The study says “the odd-even rule may have resulted in traffic decongestion during peak hours, which may certainly have benefitted commuters. However, it must also be kept in mind that enhanced traffic emissions during times of the day when the dilution effect due to the atmospheric boundary layer is low (early morning before 8 a.m. and at night after sunset) could lead to higher peak concentration exposure for several health-relevant carcinogenic VOCs (volatile organic compounds) such as benzene”.

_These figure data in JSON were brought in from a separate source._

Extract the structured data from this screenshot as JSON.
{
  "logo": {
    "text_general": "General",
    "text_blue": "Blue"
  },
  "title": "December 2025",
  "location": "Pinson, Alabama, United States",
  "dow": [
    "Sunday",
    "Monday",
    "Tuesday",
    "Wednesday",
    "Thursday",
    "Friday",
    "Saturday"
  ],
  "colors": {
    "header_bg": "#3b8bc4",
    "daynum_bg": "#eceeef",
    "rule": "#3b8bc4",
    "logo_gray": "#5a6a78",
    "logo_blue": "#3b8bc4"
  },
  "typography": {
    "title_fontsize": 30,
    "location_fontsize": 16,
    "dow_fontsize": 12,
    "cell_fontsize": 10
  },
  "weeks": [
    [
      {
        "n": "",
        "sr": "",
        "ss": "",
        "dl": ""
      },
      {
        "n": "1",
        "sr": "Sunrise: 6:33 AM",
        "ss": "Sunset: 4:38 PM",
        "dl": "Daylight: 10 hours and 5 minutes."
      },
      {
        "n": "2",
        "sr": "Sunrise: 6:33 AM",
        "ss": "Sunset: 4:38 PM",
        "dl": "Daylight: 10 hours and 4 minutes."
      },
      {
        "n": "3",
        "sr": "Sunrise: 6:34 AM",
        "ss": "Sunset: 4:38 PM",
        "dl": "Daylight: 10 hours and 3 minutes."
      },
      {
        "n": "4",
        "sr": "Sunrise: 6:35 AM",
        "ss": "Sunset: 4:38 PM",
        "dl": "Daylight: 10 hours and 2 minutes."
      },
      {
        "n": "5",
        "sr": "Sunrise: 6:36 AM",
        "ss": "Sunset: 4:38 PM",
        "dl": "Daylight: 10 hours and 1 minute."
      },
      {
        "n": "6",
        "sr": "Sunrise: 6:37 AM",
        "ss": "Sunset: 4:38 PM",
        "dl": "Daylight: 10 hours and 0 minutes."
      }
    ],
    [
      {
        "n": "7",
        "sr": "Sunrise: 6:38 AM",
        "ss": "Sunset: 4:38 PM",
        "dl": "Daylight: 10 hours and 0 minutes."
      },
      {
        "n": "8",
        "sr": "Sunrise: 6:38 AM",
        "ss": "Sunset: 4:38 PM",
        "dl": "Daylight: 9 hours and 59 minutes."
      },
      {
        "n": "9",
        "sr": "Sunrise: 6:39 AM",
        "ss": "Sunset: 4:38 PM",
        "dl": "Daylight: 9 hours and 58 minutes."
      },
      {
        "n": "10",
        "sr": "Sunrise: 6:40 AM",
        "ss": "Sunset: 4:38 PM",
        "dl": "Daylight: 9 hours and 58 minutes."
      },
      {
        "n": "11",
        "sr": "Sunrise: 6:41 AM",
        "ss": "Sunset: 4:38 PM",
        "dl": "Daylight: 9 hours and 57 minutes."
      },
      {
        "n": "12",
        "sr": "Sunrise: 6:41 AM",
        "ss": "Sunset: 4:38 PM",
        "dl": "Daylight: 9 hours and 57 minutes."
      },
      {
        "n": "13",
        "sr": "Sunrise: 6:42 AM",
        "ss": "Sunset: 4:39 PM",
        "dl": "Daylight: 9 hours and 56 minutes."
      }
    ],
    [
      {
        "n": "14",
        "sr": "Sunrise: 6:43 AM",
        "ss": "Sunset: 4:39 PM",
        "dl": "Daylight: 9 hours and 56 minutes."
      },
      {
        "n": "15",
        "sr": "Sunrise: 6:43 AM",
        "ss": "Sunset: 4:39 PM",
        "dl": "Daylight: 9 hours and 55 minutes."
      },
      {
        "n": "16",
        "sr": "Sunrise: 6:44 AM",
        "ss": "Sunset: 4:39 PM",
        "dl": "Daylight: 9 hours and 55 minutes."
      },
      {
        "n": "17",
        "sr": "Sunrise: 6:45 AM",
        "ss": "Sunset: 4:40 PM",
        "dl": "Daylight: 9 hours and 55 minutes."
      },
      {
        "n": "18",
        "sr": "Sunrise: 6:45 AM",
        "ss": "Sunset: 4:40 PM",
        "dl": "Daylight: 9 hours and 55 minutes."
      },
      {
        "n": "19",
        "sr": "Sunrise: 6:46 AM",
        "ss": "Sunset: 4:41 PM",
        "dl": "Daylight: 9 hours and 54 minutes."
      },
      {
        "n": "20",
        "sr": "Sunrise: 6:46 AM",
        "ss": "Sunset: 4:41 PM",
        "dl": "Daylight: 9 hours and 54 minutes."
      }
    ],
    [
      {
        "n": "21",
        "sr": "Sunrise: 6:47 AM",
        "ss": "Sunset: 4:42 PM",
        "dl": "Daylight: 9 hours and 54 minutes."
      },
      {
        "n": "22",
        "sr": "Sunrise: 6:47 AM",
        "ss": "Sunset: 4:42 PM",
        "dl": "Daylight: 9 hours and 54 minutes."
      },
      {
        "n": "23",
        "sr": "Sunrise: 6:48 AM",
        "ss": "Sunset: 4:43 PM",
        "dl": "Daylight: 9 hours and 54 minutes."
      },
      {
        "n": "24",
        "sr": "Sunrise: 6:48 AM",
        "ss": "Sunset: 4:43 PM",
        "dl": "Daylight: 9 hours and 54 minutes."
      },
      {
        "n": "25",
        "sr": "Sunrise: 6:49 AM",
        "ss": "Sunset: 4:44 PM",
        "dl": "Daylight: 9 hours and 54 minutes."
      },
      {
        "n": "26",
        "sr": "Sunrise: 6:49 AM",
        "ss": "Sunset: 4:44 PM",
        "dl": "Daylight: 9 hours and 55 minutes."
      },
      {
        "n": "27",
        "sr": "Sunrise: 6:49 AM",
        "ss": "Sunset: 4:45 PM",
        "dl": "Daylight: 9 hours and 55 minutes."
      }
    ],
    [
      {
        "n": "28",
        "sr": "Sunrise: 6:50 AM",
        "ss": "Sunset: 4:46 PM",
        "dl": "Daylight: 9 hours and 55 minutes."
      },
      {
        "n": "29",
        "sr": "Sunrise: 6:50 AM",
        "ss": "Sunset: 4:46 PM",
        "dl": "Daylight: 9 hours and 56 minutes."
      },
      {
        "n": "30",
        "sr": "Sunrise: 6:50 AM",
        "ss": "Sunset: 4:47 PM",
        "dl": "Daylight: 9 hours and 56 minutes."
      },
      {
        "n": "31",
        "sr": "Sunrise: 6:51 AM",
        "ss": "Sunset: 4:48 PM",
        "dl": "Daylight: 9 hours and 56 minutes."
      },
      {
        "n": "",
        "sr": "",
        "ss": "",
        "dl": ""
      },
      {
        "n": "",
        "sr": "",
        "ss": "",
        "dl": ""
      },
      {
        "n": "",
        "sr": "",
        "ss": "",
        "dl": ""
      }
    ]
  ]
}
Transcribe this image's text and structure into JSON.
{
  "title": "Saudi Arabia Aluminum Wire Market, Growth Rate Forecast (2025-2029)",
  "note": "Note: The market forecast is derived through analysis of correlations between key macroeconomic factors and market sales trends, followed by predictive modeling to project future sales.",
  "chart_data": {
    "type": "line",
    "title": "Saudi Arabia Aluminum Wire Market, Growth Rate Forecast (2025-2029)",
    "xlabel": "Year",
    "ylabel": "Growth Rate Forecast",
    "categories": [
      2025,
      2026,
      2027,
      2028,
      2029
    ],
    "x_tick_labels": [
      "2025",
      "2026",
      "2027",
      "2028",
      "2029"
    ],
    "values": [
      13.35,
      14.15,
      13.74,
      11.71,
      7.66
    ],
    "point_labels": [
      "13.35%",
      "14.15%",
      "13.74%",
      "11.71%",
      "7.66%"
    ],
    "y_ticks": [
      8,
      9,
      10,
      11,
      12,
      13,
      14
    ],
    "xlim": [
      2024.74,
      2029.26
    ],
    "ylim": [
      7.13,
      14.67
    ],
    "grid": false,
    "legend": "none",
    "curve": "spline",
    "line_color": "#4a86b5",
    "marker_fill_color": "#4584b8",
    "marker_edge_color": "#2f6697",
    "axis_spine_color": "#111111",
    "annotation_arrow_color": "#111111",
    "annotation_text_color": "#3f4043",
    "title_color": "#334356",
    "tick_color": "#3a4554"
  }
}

Dr Sinha said the study looked at the concentration of chemical tracers that were specific to vehicle emissions and biomass emissions, unlike many other studies which investigated the impact of the odd-even rule on ambient concentrations of nitrogen oxides, sulphur dioxides, ozone and particulate matter (PM10 and PM2.5), which are driven by multiple emissions sources.

The report suggested that arrangements be made for deploying systems for online measurement of VOCs at multiple strategic sites and webcams at sampling sites to get a better picture of the number and type of vehicles passing by. This would help address current uncertainties with regard to quantitative source apportionment of air pollutants.

Besides Dr. Sinha, the study team included Dr. B.P. Chandra, H. Hakkim, A. Kumar, H. Pawar, A.K. Mishra, G. Sharma, Pallavi, and S. Garg of IISER, Mohali, Sachin D.Ghude, D.M. Chate, Prakash Pithani, and Rachana Kulkarni of IITM, Pune and R.K. Jenamani of IMD, Delhi.